SQLServerCentral Article

Dynamic File Column mapping in SSIS.

,

Introduction

During a migration project that was porting a very large database system from SQL Server 2005 to SQL Server 2016, I was given the task of checking a few SSIS packages for correctness and completeness. If need be, I was to do some minor bug fixing. At least, that was the plan.

But few plans ever survive contact with the enemy, it seems. These packages had been created by a developer working for the customer, containing functionality carried over from legacy DTS/SQL Server 2000 packages. They ran perfectly on the SQL Server 2005 server, but would obviously not be supported anymore on the new platform. The packages were mostly correct, but one of them was lacking a clever bit of functionality that had been added to a DTS package by one of my colleagues, not knowing that the SSIS 2016 R&D at the customer’s had already started.

Having already exceeded the allotted time for the project, I needed a solution pretty quickly. I did a bit of searching on the Internet to see whether someone else had already dealt with this problem, but found only a few solutions. These required a heck of a lot of code to make the Flat File Source do something it was never designed to do. At the end of the day things were just not working properly, so it was decided that for the time being this functionality would not be included in the finished product. Each change in the incoming files would have to lead to the delivery of a new version of the package.

I had a couple of weeks off and, as it so happens, I had a good idea while enjoying the rest. The below image shows an overview of the resulting sample package containing my proven solution.

The Challenge

That clever bit of functionality was dynamic column mapping while reading flat files containing GRP ratings, pertaining to various commercial television channels, which cater for specific demographic groups of people, known as “target groups”. All incoming files share the first two columns, which identify the channel and the time-band, while the rest of the columns contain the ratings for the target groups relevant to the channel at hand. Files contain ratings for up to 30 target groups, for every minute during which a channel broadcasts programs and commercials.

Some channels may have partly overlapping target groups, but by and large, the selection of target groups defines a television channel’s audience, so the ratings are key to determining the value of a commercial break to advertisers.
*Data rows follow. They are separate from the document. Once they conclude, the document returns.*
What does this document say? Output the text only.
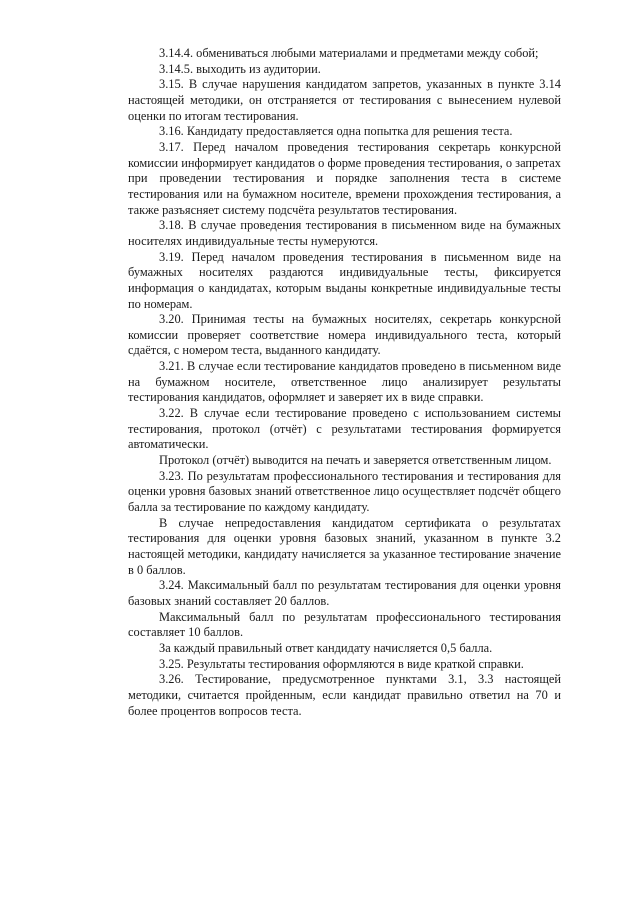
3.14.4. обмениваться любыми материалами и предметами между собой;

3.14.5. выходить из аудитории.

3.15. В случае нарушения кандидатом запретов, указанных в пункте 3.14 настоящей методики, он отстраняется от тестирования с вынесением нулевой оценки по итогам тестирования.

3.16. Кандидату предоставляется одна попытка для решения теста.

3.17. Перед началом проведения тестирования секретарь конкурсной комиссии информирует кандидатов о форме проведения тестирования, о запретах при проведении тестирования и порядке заполнения теста в системе тестирования или на бумажном носителе, времени прохождения тестирования, а также разъясняет систему подсчёта результатов тестирования.

3.18. В случае проведения тестирования в письменном виде на бумажных носителях индивидуальные тесты нумеруются.

3.19. Перед началом проведения тестирования в письменном виде на бумажных носителях раздаются индивидуальные тесты, фиксируется информация о кандидатах, которым выданы конкретные индивидуальные тесты по номерам.

3.20. Принимая тесты на бумажных носителях, секретарь конкурсной комиссии проверяет соответствие номера индивидуального теста, который сдаётся, с номером теста, выданного кандидату.

3.21. В случае если тестирование кандидатов проведено в письменном виде на бумажном носителе, ответственное лицо анализирует результаты тестирования кандидатов, оформляет и заверяет их в виде справки.

3.22. В случае если тестирование проведено с использованием системы тестирования, протокол (отчёт) с результатами тестирования формируется автоматически.

Протокол (отчёт) выводится на печать и заверяется ответственным лицом.

3.23. По результатам профессионального тестирования и тестирования для оценки уровня базовых знаний ответственное лицо осуществляет подсчёт общего балла за тестирование по каждому кандидату.

В случае непредоставления кандидатом сертификата о результатах тестирования для оценки уровня базовых знаний, указанном в пункте 3.2 настоящей методики, кандидату начисляется за указанное тестирование значение в 0 баллов.

3.24. Максимальный балл по результатам тестирования для оценки уровня базовых знаний составляет 20 баллов.

Максимальный балл по результатам профессионального тестирования составляет 10 баллов.

За каждый правильный ответ кандидату начисляется 0,5 балла.

3.25. Результаты тестирования оформляются в виде краткой справки.

3.26. Тестирование, предусмотренное пунктами 3.1, 3.3 настоящей методики, считается пройденным, если кандидат правильно ответил на 70 и более процентов вопросов теста.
The identification of the target groups representing the numbers in each ratings column is specified in the first row of the files. There is a table in the database that maps file column names to the names of columns in a staging table used further downstream, where the imported ratings are finally processed.

DTS supported this scenario quite efficiently, by allowing you to create a transform that decided where the data should go based on information provided at run-time; a database table, in this case.

The Flat File Source

The Flat File Source of SSIS, however, unless I have overlooked something, does not support this sort of flexibility right out-of-the-box. As time for R&D activities is forever in short supply during office hours, it’s quite a scare to encounter a dead-stop like this, when time is running out.

The solutions I found were running scripts to somehow persuade the Flat File Source to comply, and that is by no means a trivial task. The Flat File Source uses the Flat File Connection, which persists a lot of meta-data about the file and its contents. This is actually a virtue, in my humble opinion, as it provides a fast and relatively type-safe mechanism of reading file contents, even allowing you to view passing data during debugging sessions.

At run-time, this meta-data is validated against files and database connections and, if a discrepancy is encountered, package execution halts, the job fails, and an error is reported stating that the package “needs new meta-data”. This usually happens when things like field length or data type changes take place, or when there’s a change in the code page specified for a field or a database.

As I mentioned, the solutions I found implemented lots of code to achieve some degree of flexibility when reading files. These would require a huge amount of time to implement and maintain in this particular package, which runs very frequently every day to read incoming files. This is done to prevent the buildup of a backlog of files from draining the server’s resources.

Every line of code is a liability if you are responsible for support and maintenance of such a package in a heavy workload production environment with hundreds of users, who take a dim view of the “busy” cursor on their screens.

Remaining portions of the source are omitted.